The onset in patients over 50 years of age occurred in 30 participants (7.3%). A 2014 study with 513 patients showed that 18.7% of patients were over 50 years old when the disease first appeared.[4] This difference may be related to the type of study, as the first refers to a spontaneous demand, while the second refers to active search. As for gender, this group had more females than males (63%/37%). In two epidemiological studies, men under 50 years of age were more affected, while women over 50 were slightly more affected, a fact confirmed in this group.[1,4] The median onset age of the disease was 65.7 years (50-82 years), while another similar study reported 57 years (50-78 years).[1] A 82-year-old patient skewed the figure in that study.
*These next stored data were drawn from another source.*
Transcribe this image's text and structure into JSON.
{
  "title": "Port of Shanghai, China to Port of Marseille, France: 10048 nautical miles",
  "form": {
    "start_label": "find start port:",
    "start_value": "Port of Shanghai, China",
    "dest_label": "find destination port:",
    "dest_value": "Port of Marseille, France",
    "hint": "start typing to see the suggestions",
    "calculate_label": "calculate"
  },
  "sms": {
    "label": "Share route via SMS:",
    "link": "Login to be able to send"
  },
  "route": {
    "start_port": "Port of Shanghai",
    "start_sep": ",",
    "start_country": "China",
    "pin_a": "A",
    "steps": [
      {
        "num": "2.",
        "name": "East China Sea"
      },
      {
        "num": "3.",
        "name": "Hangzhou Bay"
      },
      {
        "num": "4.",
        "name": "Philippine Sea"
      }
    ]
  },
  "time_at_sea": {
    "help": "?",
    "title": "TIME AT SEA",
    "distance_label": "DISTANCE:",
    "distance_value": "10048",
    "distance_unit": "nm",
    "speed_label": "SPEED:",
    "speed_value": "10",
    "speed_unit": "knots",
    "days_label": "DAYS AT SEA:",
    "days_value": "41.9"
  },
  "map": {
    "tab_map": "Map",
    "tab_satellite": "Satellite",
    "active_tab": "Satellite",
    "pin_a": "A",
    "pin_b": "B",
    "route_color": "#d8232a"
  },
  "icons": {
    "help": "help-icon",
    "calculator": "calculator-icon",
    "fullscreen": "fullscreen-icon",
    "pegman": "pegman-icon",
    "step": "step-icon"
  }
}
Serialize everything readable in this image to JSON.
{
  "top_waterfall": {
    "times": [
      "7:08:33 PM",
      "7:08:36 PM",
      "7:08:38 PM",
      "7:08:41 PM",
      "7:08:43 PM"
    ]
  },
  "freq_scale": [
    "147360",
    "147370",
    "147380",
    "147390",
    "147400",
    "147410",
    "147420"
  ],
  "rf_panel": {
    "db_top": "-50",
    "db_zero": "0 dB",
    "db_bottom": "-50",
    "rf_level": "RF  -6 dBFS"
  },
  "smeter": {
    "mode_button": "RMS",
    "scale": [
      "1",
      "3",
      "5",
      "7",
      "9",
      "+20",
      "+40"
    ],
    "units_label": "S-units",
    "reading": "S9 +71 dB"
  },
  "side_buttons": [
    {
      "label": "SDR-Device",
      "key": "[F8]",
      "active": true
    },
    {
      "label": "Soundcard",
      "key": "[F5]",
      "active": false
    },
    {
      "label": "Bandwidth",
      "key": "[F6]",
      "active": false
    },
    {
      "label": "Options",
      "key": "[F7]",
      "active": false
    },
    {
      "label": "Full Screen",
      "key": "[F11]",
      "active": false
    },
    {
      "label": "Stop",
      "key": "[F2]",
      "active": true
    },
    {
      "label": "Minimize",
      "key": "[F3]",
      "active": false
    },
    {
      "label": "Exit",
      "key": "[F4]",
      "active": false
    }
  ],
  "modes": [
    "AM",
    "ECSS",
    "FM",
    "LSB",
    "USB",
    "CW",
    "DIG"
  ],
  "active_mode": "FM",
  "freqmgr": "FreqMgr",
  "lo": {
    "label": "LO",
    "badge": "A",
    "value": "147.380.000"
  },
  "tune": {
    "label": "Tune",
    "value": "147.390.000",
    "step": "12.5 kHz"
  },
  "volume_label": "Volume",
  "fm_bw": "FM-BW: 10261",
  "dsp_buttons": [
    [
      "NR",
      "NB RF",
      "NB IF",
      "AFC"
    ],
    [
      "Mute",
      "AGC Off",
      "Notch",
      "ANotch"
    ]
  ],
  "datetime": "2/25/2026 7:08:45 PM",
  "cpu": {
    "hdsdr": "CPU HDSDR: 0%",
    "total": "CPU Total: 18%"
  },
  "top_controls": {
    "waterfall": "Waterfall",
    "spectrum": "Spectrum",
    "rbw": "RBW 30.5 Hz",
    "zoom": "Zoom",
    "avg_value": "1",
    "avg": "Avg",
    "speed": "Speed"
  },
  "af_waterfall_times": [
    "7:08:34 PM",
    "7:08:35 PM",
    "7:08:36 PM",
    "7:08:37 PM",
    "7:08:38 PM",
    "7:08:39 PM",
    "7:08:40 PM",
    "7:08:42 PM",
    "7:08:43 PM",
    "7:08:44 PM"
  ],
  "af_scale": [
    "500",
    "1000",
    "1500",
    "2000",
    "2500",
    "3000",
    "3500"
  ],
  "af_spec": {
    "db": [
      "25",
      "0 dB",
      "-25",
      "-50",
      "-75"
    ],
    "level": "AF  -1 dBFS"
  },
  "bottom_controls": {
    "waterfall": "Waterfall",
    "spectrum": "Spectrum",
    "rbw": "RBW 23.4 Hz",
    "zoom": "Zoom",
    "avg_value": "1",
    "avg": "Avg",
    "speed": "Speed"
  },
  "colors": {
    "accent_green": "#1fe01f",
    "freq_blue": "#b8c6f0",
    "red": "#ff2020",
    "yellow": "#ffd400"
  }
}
In this study, only two cases (6.7%) showed family history, while the literature shows that family cases are present in 10-25% of AA patients.[5] The difference may be related to different factors, such as a missing diagnosis of the disease in the family.

Regarding the extension, most cases were classified as S1 and in plaques. This is consistent with the literature, as S1 is the most common form of AA, regardless of age.[2] However, this study sets apart from the others as it reported more patients with the universal form (7/23%).[1] This difference may be related to the fact that clinics treat more patients with the more severe forms of the disease. Nail changes were present in three cases (10%). According to the literature, the most common changes are cupuliform depressions, which were absent in this study, probably due to the small sample size. The coexistence of other diseases occurred in 20 cases (66.7%), more than that observed by Wu et al., possibly due to the type of population studied.[1] Among the associated diseases, thyroid disease was observed in 7 patients (35%). The incidence ranges from 8-28% of cases in different studies, regardless of age.[2] A similar study found even less frequency (2.7%)[1]. In AR and hepatitis C patients, the disease was directly related to the treatment, in which hair regrowth occurred after medication withdrawal. This etiology should be taken into account when using drugs that affect the immune response.[6,7]

Although this is a retrospective study with a small number of patients, peculiar characteristics of the disease have been observed, such as reduced association with autoimmune diseases and family cases. However, more studies are required to define the characteristics of AA in this group.